European stocks traded lower on Thursday to extend losses from the previous session, as a slew of downbeat earnings updates added to jitters around the Middle East war and rising bond yields.

Bond yields surged in Europe, with Germany’s 10-year government bond yield, the benchmark for the euro area, rising 3 basis points (bps) to 2.95 percent ahead of Fed Chair Jerome Powell’s speech later in the day.

On a light day on the economic front, the European Central Bank reported that the euro area current account surplus increased in August driven by the sharp rise in the visible trade surplus.
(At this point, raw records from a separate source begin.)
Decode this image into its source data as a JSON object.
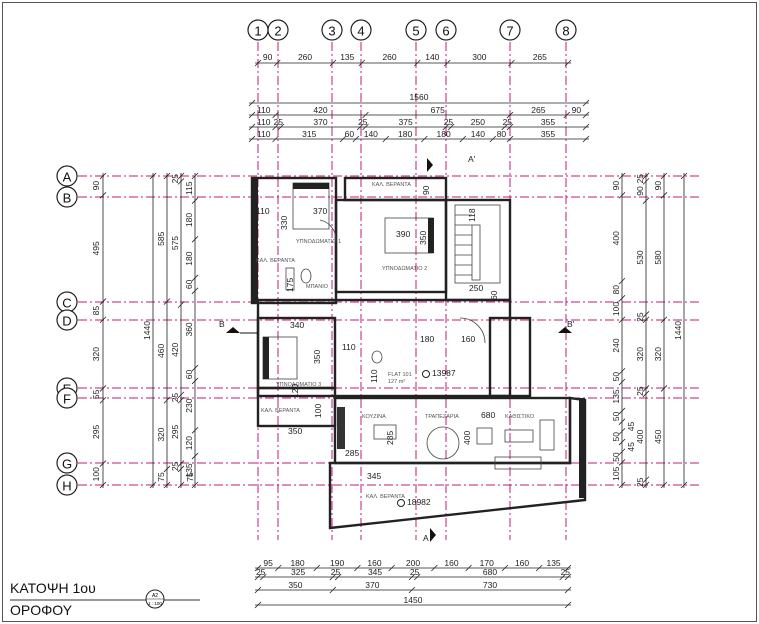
{
  "column_axes": [
    "1",
    "2",
    "3",
    "4",
    "5",
    "6",
    "7",
    "8"
  ],
  "row_axes": [
    "A",
    "B",
    "C",
    "D",
    "E",
    "F",
    "G",
    "H"
  ],
  "top_dims": {
    "row1": [
      "90",
      "260",
      "135",
      "260",
      "140",
      "300",
      "265"
    ],
    "total": "1560",
    "row2": [
      "110",
      "420",
      "675",
      "265",
      "90"
    ],
    "row3": [
      "110",
      "25",
      "370",
      "25",
      "375",
      "25",
      "250",
      "25",
      "355"
    ],
    "row4": [
      "110",
      "315",
      "60",
      "140",
      "180",
      "180",
      "140",
      "80",
      "355"
    ]
  },
  "left_dims": {
    "col1": [
      "90",
      "495",
      "85",
      "320",
      "55",
      "295",
      "100"
    ],
    "col2": [
      "1440"
    ],
    "col3": [
      "585",
      "460",
      "320",
      "75"
    ],
    "col4": [
      "25",
      "575",
      "420",
      "25",
      "295",
      "25",
      "75"
    ],
    "col5": [
      "115",
      "180",
      "180",
      "60",
      "360",
      "60",
      "230",
      "120",
      "135"
    ]
  },
  "right_dims": {
    "col1": [
      "90",
      "400",
      "80",
      "100",
      "240",
      "50",
      "135",
      "50",
      "45",
      "50",
      "45",
      "50",
      "105"
    ],
    "col2": [
      "25",
      "90",
      "530",
      "25",
      "320",
      "25",
      "400",
      "25"
    ],
    "col3": [
      "90",
      "580",
      "320",
      "450"
    ],
    "col4": [
      "1440"
    ]
  },
  "bottom_dims": {
    "row1": [
      "95",
      "180",
      "190",
      "160",
      "200",
      "160",
      "170",
      "160",
      "135"
    ],
    "row2": [
      "25",
      "325",
      "25",
      "345",
      "25",
      "680",
      "25"
    ],
    "row3": [
      "350",
      "370",
      "730"
    ],
    "row4": [
      "1450"
    ]
  },
  "rooms": {
    "bedroom1": "ΥΠΝΟΔΩΜΑΤΙΟ 1",
    "bedroom2": "ΥΠΝΟΔΩΜΑΤΙΟ 2",
    "bedroom3": "ΥΠΝΟΔΩΜΑΤΙΟ 3",
    "bathroom": "ΜΠΑΝΙΟ",
    "kitchen": "ΚΟΥΖΙΝΑ",
    "dining": "ΤΡΑΠΕΖΑΡΙΑ",
    "living": "ΚΑΘΙΣΤΙΚΟ",
    "veranda_top": "ΚΑΛ. ΒΕΡΑΝΤΑ",
    "veranda_left": "ΚΑΛ. ΒΕΡΑΝΤΑ",
    "veranda_small": "ΚΑΛ. ΒΕΡΑΝΤΑ",
    "veranda_bottom": "ΚΑΛ. ΒΕΡΑΝΤΑ",
    "flat": "FLAT 101",
    "flat_area": "127 m²"
  },
  "interior_dims": {
    "d110a": "110",
    "d330": "330",
    "d370": "370",
    "d390": "390",
    "d350a": "350",
    "d90": "90",
    "d250": "250",
    "d175": "175",
    "d118": "118",
    "d60": "60",
    "d340": "340",
    "d350b": "350",
    "d110b": "110",
    "d110c": "110",
    "d100": "100",
    "d350c": "350",
    "d180": "180",
    "d160": "160",
    "d285a": "285",
    "d285b": "285",
    "d345": "345",
    "d400": "400",
    "d680": "680",
    "d120": "120"
  },
  "levels": {
    "upper": "13987",
    "lower": "18982"
  },
  "sections": {
    "b_left": "B",
    "b_right": "B'",
    "a_top": "A'",
    "a_bottom": "A"
  },
  "title": {
    "line1": "ΚΑΤΟΨΗ 1ου",
    "line2": "ΟΡΟΦΟΥ",
    "sheet": "A2",
    "scale": "1 : 100"
  }
}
The pan European STOXX 600 fell 0.9 percent to 440.85 after losing 1.1 percent on Wednesday.

The German DAX slipped 0.4 percent, France’s CAC 40 was down 0.9 percent and the U.K.’s FTSE 100 fell 1 percent.

Nestle shares fell 2.2 percent after the Swiss consumer giant posted lower-than-expected nine-month sales growth.

Finnish telecom gear group Nokia tumbled 3.7 percent after posting a drop in its third-quarter sales and announcing job cuts.

McBride shares jumped 22 percent. The British household and personal products business said that the favorable trading environment and momentum of the second half of fiscal 2023 has continued into the first quarter of fiscal 2024.

Retail-investment platform Hargreaves Lansdown slumped 4.6 percent after new client growth slowed during the first quarter.

Gold miner declined 2.4 percent after pretax profit and revenue fell in the third quarter.

French carmaker Renault plunged over 7 percent after currency depreciations in Turkey and Argentina weighed heavily on the pace of sales growth in the third quarter.

Pernod Ricard soared 5 percent after the spirts maker forecast higher sales in fiscal year 2023-24.

Germany’s Infineon Technologies AG fell nearly 2 percent. The semiconductor company has appointed Elke Reichart as its new Chief Digital Transformation Officer, effective November 1.

Merck KGaA jumped 4.5 percent. The science and technology major said it expects to return to growth during fiscal 2024, and continued growth also beyond 2025.

Biopharmaceutical firm Sartorius surged 5.4 percent after unveiling financial results for the first nine months of the year.

Frankfurt-listed shares of Tesla were down 5.1 percent after CEO Elon Musk sounded a pessimistic note about the economy on an earnings call.